Thursday, January 28, 2010

Ten Ways to Be a Better Dictator

I’ve always wanted to rule the world. I’m pretty sure I could do a better job of it than any of the existing people. I would be a benevolent dictator to all who adore me. This effort will take time, but any thing worth doing is worth doing well.

Here are ten great ideas on accomplishing my goal of world domination.

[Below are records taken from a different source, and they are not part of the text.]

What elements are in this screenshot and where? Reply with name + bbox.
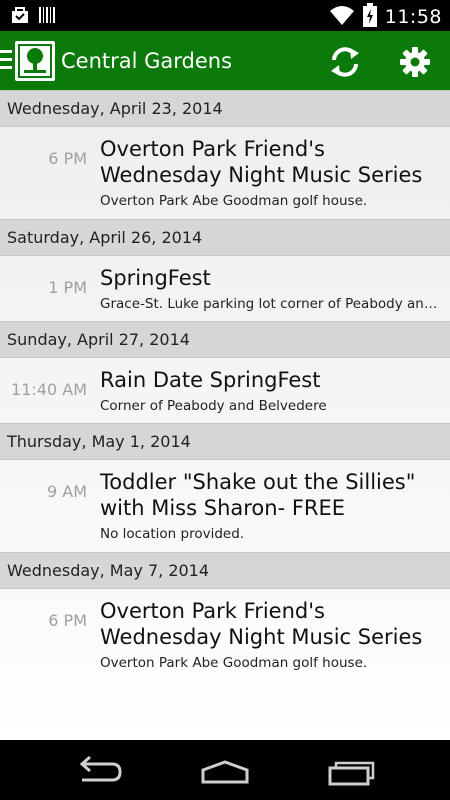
app-logo[interactable] bbox=[15, 41, 55, 81]
event-time: 11:40 AM bbox=[11, 380, 87, 399]
battery-charging-icon bbox=[362, 3, 377, 31]
event-title: Toddler "Shake out the Sillies" with Mis… bbox=[100, 470, 416, 520]
settings-icon bbox=[396, 47, 434, 85]
event-body: Overton Park Friend's Wednesday Night Mu… bbox=[100, 598, 442, 672]
event-title: SpringFest bbox=[100, 266, 211, 290]
shopping-bag-icon bbox=[10, 5, 30, 29]
menu-icon[interactable] bbox=[0, 50, 12, 72]
recent-apps-button[interactable] bbox=[322, 754, 382, 788]
event-title: Overton Park Friend's Wednesday Night Mu… bbox=[100, 599, 423, 649]
date-header: Wednesday, April 23, 2014 bbox=[0, 90, 450, 127]
date-header: Saturday, April 26, 2014 bbox=[0, 219, 450, 256]
clock: 11:58 bbox=[384, 6, 442, 28]
date-header: Thursday, May 1, 2014 bbox=[0, 423, 450, 460]
wifi-icon bbox=[329, 4, 355, 30]
back-button[interactable] bbox=[70, 754, 130, 788]
status-right-icons: 11:58 bbox=[329, 3, 442, 31]
event-item[interactable]: 6 PM Overton Park Friend's Wednesday Nig… bbox=[0, 589, 450, 681]
event-time: 1 PM bbox=[48, 278, 87, 297]
event-body: Rain Date SpringFest Corner of Peabody a… bbox=[100, 367, 442, 415]
event-item[interactable]: 6 PM Overton Park Friend's Wednesday Nig… bbox=[0, 127, 450, 219]
navigation-bar bbox=[0, 740, 450, 800]
action-bar: Central Gardens bbox=[0, 31, 450, 90]
refresh-button[interactable] bbox=[326, 43, 364, 81]
barcode-icon bbox=[38, 5, 56, 29]
event-body: Toddler "Shake out the Sillies" with Mis… bbox=[100, 469, 442, 543]
date-header: Wednesday, May 7, 2014 bbox=[0, 552, 450, 589]
event-item[interactable]: 1 PM SpringFest Grace-St. Luke parking l… bbox=[0, 256, 450, 321]
event-location: No location provided. bbox=[100, 526, 245, 542]
refresh-icon bbox=[326, 47, 364, 85]
event-title: Rain Date SpringFest bbox=[100, 368, 321, 392]
status-left-icons bbox=[10, 5, 56, 29]
event-item[interactable]: 9 AM Toddler "Shake out the Sillies" wit… bbox=[0, 460, 450, 552]
event-list[interactable]: Wednesday, April 23, 2014 6 PM Overton P… bbox=[0, 90, 450, 740]
event-location: Grace-St. Luke parking lot corner of Pea… bbox=[100, 296, 442, 312]
home-button[interactable] bbox=[195, 754, 255, 788]
date-header: Sunday, April 27, 2014 bbox=[0, 321, 450, 358]
event-location: Overton Park Abe Goodman golf house. bbox=[100, 193, 368, 209]
event-location: Overton Park Abe Goodman golf house. bbox=[100, 655, 368, 671]
recent-apps-icon bbox=[322, 761, 382, 792]
back-icon bbox=[70, 755, 130, 792]
event-body: SpringFest Grace-St. Luke parking lot co… bbox=[100, 265, 442, 313]
event-time: 6 PM bbox=[48, 149, 87, 168]
status-bar: 11:58 bbox=[0, 0, 450, 31]
app-title: Central Gardens bbox=[61, 49, 233, 73]
event-time: 9 AM bbox=[46, 482, 87, 501]
event-title: Overton Park Friend's Wednesday Night Mu… bbox=[100, 137, 423, 187]
event-location: Corner of Peabody and Belvedere bbox=[100, 398, 327, 414]
event-time: 6 PM bbox=[48, 611, 87, 630]
settings-button[interactable] bbox=[396, 43, 434, 81]
event-item[interactable]: 11:40 AM Rain Date SpringFest Corner of … bbox=[0, 358, 450, 423]
event-body: Overton Park Friend's Wednesday Night Mu… bbox=[100, 136, 442, 210]
home-icon bbox=[195, 760, 255, 792]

(NOTE – JUST IN CASE YOU CAN’T TELL, THIS IS TONGUE-IN-CHEEK AND JUST BEING SILLY)
Ten Ways to Be a Better Dictator:
  1. Good Propaganda Machine – Every great dictator started as a revolutionary. As a revolutionary, your only power is in propaganda, so make it count. Use the most current technology and lots of slick, glossy marketing. Have a good tagline that doesn’t really mean anything, but sounds good.
  2. Have a Solid Team of Power Hungry Toadies – Someone’s gotta do all that paperwork. If you’re gonna be a dictator, what fun is it if you have to stay in the office all day running things. Since you rule the world, you can just pop over to your vacation home in Hawaii and let a few toadies do the hard stuff. Sycophants can be really useful for drudge work.
  3. Purge Regularly – Now, this is the hard part. You have to clear out your staff occasionally, because they will become too powerful otherwise. You can shoot a few if you want, but the best idea is to send them to “Re-education Camps” in some awful part of the world like Siberia or New Jersey.
  4. Crush Opposition – This is another ugly part, but must be done. Shooting people is messy, so you need to get yourself a team of people who attack the opposition by researching their past and questioning their character. If nothing is there, of course this team will make something up. You can also use your propaganda machine to point out that you are all about helping the little guy, therefore your opposition must hate the little guy. This helps get all those little guys on your side.
  5. Promise People Anything – Those little guys I just mentioned aren’t very powerful, but there are a lot of them, so you have to treat them right. Since they are mostly stupid anyway and will vote for anyone who promises them something, without actually thinking it through, just promise them anything and they’ll support you.
  6. Charisma, Charisma, Charisma – Get a good makeover. Have people teach you the best public speaking, get experts to help you have the best hair and body you can. Smile a lot and say things that don’t mean anything but sound good.
  7. Control the Argument – Since all those little guys don’t think through their vote anyway, you can just tell them how they should vote. Don’t give them all the facts, it’ll just confuse them. Couch everything in the best jingoistic patriotic terms and help them to feel good because, by supporting you, you’ll give them everything they want (see # 5 above).
  8. Control the Media – Make friends with all kinds of famous people. They’re mostly stupid too, so just tell them that they are pretty and invite them to parties where they will rub shoulders with other famous people. Have them help you in some silly cause that sounds good but doesn’t really accomplish anything, like “Save the Broccoli,” or “Ban Dihydrogen Oxide.” Invite the newspapers and television people too so they’ll be on board and never question your methods where the little people might find out.
  9. Have the Look – You have to have a signature. Maybe a beret, or a good cigar. The little mustache thing has been done, but find something that will be your signature so people will think you are cool and try to emulate you.
  10. Learn From the Past – all the best dicators have made mistakes, so you need to learn from them so you won’t fail too. Here are a few that might he
  • Don’t attack Russia in winter. This is one mistake dictators keep making over and over. I’m not quite sure what anyone wants with Russia anyway.
  • Don’t shoot all the intelligent people. Somebody has to get things done.
  • Don’t shoot all the farmers. Someone has to grow the food.
  • Don’t shoot all your best generals in the middle of a war. Duh.
  • Don’t attack America militarily. Just offer them free stuff and they’ll vote themselves into a dictatorship. Don’t tell them that they are really the ones paying for the ‘free stuff’.
  • Don’t bother attacking the French. Save them for last and they’ll just surrender anyway.
Thank you for reading my Top Ten lists. I hope you’ll vote for me in the next election. If not, you may be sent to a re-education camp. You can call me, “Señor Presidente.” And I shall call you my people.